To find out I had a sister at 60 years old was quite a revelation. It was even more stunning because I had just lost my best friend to lung cancer two months before. It was an incredible reversal of fortune, moving from tragedy to joy in losing a friend and then suddenly gaining a family member. Next thing I knew I was on the phone with her and we’re both laughing and crying, amazed at this gift that had suddenly been bestowed, as if fallen out of the sky. I could only imagine how it was on her end, an only child finding out she now had three brothers. Suddenly there was a desire to get to know each other as soon as possible to make up for lost time, leading to endless Facetime chats and trying to figure out how this all came about. But, since it all happened so long ago—and everyone who could answer any questions had long since passed—there was no getting to the bottom of it. No real clarification. Only one faded old picture of our father with Gay’s mother, which made it somehow even more mysterious and wonderful.

All that was left, then, was to make plans to get together, which we did. First, she flew to New York with her husband, Allen, where my brothers and I spent three days together with them, mostly in a Marriott, starting to get to know each other. Who looks most like who? What physical traits do we share? What did we all do for a living? How many kids, if any, do each of us have? Do we have any personality similarities? And, finally, the big question: Do we actually like each other? The answer to the last question turned out to be a resounding Yes, so much so that we made plans to visit her at her home in Arizona in the very near future.

Dante during chemo.
Dante fighting the good fight.

And that’s where Dante comes in—her amazingly smart standard poodle who greeted us at the door when we arrived. He was tall and alert, but a little wary of our presence, as if quietly assuming protection mode for Gay and Allen. After a short time, though, he warmed up and was licking our legs and happily taking the treats that we offered him. Unfortunately, though, Dante, who is 10 years old, has a very aggressive form of lymphoma. Gay found out about the cancer after we met and I could tell she was devastated, though committed to taking the right course of action. No treatment if it would make him sick or cause pain, and only pursuing it if it would extend his life—all compassionate and intelligent considerations that gave me a better insight into my new sister. After she met with the vet, she decided to go ahead with the treatment and, as of now, Dante is in complete remission, though the cancer cannot be cured. The only real visible sign of the chemo is that he’s lost his beautiful dense, white curly fur and now has the look of a tough but ever optimistic streetfighter. Otherwise, he’s nimble and quick and concentrated on Gay and Allen’s every move, as they are on his.
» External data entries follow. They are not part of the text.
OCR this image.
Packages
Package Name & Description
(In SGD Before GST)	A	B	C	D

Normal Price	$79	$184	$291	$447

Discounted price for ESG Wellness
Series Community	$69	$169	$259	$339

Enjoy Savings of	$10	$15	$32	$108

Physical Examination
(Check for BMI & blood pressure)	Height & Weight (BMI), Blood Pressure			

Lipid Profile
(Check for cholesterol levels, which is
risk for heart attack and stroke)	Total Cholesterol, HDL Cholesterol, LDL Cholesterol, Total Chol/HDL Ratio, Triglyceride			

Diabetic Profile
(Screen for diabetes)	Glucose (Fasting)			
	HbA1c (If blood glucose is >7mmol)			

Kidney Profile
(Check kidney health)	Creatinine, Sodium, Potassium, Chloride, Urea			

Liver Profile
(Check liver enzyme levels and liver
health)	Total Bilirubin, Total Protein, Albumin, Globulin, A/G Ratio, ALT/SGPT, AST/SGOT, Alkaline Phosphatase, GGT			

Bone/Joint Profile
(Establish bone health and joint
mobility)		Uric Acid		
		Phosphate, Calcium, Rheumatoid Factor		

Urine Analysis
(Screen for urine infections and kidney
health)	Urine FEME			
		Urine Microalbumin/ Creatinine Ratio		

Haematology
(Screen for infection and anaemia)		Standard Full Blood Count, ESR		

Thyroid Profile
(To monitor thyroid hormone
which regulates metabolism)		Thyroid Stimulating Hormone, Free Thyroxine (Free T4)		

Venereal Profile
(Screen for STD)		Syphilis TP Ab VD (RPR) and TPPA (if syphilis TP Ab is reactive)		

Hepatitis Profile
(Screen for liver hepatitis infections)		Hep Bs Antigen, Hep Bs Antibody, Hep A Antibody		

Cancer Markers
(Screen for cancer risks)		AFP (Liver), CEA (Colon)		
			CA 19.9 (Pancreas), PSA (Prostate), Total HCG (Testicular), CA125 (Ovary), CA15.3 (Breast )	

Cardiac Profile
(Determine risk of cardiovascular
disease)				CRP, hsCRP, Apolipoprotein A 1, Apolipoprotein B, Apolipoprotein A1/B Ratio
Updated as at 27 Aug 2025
On the last morning of our visit, as I watched Gay serve Dante a breakfast of freshly cooked eggs, I wondered if our love for animals was another one of the many genetic traits we shared or whether it was just a coincidence.  Who knows? In the amazing saga of our coming together, it would have to be just another unanswered question. One thing is for sure, though, is that watching my sister and her husband take care of their dog in such a loving way made me realize that no matter what life throws at us, it is short, sweet, tenuous and, above all, endlessly full of surprises.